Publication year - 2001
Publication title -
british journal of haematology
Language(s) - English
Resource type - Journals
SCImago Journal Rank - 1.907
H-Index - 186
eISSN - 1365-2141
pISSN - 0007-1048
DOI - 10.1046/j.1365-2141.2001.02796.x
Subject(s) - myelofibrosis , metaplasia , clinical significance , myeloid , medicine , pathology , immunology , bone marrow
The prognostic significance of bone marrow cytogenetic lesions in myelofibrosis with myeloid metaplasia (MMM) was investigated in a retrospective series of 165 patients. An abnormal karyotype was demonstrated in 57% of patients. At diagnosis ( n = 92), 48% of the patients had detectable cytogenetic abnormalities, and clonal evolution was frequently demonstrated in sequential studies. More than 90% of the anomalies were represented by 20q–, 13q–, +8, +9, 12p–, and abnormalities of chromosomes 1 and 7. Of these, 20q–, 13q– and +8 were the most frequent sole abnormalities, each occurring in 15–25% of the abnormal cases. Trisomy 9 and abnormalities of chromosomes 1 and 7 were equally prevalent but were usually associated with additional cytogenetic lesions.
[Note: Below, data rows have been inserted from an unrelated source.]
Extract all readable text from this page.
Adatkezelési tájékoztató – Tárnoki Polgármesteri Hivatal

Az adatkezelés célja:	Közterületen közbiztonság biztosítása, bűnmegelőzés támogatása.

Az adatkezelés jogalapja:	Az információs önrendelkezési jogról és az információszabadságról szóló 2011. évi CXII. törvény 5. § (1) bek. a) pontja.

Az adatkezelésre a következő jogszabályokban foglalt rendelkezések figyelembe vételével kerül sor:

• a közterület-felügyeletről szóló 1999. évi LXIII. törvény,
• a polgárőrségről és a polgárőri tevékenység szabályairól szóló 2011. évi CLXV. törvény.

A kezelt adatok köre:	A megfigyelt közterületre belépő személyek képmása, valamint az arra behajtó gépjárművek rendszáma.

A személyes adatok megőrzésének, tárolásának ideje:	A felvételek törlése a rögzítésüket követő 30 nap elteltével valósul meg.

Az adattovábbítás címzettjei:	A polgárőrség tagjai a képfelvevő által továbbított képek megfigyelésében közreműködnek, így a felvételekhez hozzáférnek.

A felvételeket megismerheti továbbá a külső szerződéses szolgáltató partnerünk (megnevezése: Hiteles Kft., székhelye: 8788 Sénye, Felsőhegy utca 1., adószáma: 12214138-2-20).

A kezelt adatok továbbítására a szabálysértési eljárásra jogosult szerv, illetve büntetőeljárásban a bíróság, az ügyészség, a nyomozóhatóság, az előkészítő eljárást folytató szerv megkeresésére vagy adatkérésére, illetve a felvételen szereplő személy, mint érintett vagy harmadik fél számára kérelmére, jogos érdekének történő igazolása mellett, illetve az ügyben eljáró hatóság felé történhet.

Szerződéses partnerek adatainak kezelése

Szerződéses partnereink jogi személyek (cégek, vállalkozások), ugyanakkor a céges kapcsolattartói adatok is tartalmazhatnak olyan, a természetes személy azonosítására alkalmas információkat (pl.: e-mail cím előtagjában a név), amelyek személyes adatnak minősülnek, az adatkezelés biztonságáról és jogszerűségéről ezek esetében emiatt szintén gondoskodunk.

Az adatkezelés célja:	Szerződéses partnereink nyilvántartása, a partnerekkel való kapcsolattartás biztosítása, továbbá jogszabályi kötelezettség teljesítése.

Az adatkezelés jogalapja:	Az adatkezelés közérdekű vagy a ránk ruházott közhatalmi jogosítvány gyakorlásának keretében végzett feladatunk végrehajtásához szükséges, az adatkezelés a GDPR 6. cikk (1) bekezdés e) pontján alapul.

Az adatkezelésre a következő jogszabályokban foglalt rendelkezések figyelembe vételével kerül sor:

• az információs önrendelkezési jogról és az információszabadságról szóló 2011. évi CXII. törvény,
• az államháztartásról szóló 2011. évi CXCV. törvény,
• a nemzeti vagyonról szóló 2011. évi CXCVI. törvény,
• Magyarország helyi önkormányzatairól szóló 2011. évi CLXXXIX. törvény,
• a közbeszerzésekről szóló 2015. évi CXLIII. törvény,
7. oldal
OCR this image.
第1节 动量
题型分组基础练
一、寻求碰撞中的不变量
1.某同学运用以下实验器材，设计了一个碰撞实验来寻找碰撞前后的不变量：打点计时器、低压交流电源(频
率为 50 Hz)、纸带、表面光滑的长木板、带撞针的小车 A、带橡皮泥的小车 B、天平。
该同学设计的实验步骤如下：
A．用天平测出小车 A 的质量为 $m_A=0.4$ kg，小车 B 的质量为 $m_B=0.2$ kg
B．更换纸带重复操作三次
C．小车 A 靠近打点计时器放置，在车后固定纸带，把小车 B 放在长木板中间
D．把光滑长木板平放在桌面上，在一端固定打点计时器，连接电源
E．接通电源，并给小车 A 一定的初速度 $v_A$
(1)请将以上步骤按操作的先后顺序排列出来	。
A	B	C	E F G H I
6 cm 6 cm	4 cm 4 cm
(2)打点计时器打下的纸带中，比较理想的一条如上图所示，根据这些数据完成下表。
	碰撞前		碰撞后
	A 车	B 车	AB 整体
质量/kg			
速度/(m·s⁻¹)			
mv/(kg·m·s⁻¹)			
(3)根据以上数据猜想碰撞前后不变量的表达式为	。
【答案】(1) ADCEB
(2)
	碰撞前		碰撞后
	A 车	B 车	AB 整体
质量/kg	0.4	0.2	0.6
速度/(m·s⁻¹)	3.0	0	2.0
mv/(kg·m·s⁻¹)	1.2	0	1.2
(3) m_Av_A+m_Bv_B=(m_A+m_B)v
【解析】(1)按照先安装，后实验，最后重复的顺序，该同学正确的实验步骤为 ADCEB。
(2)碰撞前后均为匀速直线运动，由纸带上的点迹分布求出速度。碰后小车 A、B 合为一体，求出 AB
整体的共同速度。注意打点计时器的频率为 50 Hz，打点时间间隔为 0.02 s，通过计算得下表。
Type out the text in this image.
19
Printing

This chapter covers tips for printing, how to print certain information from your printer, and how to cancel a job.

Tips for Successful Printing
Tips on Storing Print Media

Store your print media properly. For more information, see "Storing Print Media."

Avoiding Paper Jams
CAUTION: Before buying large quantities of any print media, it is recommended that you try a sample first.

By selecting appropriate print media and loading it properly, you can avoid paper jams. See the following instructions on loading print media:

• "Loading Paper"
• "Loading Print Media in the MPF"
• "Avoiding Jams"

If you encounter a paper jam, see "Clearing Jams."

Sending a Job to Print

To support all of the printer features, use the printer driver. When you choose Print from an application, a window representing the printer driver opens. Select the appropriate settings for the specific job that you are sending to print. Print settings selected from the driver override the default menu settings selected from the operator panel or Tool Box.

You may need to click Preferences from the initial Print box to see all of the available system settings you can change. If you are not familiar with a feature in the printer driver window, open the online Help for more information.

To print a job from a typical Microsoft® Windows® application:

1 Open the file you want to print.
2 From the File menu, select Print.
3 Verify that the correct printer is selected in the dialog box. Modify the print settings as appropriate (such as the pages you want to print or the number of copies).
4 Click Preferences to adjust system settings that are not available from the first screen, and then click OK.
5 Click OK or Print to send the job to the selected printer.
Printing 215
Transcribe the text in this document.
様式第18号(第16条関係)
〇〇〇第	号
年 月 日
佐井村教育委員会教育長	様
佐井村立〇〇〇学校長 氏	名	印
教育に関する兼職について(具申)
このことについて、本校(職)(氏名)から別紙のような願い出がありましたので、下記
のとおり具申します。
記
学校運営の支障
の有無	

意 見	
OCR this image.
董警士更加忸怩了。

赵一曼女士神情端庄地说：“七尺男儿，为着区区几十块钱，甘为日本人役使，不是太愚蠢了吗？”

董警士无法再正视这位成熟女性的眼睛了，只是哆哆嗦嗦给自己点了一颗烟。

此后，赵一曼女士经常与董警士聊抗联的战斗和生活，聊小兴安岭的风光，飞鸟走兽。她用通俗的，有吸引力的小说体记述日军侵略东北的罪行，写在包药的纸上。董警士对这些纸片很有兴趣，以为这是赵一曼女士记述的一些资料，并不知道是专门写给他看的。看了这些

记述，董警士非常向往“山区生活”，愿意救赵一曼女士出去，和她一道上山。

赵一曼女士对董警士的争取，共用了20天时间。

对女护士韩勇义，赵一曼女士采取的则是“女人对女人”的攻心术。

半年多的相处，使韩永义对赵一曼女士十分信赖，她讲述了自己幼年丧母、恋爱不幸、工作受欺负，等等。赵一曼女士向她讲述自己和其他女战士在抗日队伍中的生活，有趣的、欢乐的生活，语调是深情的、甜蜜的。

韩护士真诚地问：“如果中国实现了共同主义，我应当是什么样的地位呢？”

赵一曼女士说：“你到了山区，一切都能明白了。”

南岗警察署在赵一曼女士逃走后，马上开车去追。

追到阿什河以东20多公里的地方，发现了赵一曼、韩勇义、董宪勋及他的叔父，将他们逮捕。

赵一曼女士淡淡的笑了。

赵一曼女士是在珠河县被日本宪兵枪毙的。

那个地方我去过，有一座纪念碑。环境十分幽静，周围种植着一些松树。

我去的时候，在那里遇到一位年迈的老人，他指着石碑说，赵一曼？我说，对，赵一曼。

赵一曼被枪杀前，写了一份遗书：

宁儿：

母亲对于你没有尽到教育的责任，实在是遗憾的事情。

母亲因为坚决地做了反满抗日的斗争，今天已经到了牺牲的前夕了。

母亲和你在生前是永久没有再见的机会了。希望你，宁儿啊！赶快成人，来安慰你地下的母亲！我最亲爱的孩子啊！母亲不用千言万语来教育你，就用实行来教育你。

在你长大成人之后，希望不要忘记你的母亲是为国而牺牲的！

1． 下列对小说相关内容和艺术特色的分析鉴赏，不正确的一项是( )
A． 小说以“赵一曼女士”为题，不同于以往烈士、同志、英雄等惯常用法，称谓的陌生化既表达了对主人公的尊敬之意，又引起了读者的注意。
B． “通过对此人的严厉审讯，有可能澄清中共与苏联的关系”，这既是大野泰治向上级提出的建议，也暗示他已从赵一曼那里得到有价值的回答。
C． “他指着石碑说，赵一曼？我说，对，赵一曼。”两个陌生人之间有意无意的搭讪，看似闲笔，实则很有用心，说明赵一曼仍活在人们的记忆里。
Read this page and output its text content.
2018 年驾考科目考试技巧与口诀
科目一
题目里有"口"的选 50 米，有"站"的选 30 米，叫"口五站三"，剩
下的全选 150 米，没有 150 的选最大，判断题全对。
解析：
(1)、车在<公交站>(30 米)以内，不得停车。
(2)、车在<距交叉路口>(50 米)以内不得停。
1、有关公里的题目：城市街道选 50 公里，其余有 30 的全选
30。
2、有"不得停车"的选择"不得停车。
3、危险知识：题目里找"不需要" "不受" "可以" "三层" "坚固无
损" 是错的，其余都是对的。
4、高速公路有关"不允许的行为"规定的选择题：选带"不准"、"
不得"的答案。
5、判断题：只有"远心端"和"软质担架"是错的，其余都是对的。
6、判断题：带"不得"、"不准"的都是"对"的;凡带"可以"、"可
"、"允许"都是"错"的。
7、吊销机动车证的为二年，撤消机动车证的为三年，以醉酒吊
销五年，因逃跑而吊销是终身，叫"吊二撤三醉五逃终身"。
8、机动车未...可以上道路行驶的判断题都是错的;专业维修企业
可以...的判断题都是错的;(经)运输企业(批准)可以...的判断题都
Chromosome 5 abnormalities were infrequent but were over‐represented in the group of patients exposed to genotoxic therapy. In a multivariate analysis that incorporated other clinical and laboratory variables, the presence of an abnormal karyotype did not carry an adverse prognosis. Instead, +8, 12p–, advanced age and anaemia were independent prognostic determinants of inferior survival. In particular, survival was not adversely affected by the presence of either 20q– or 13q–.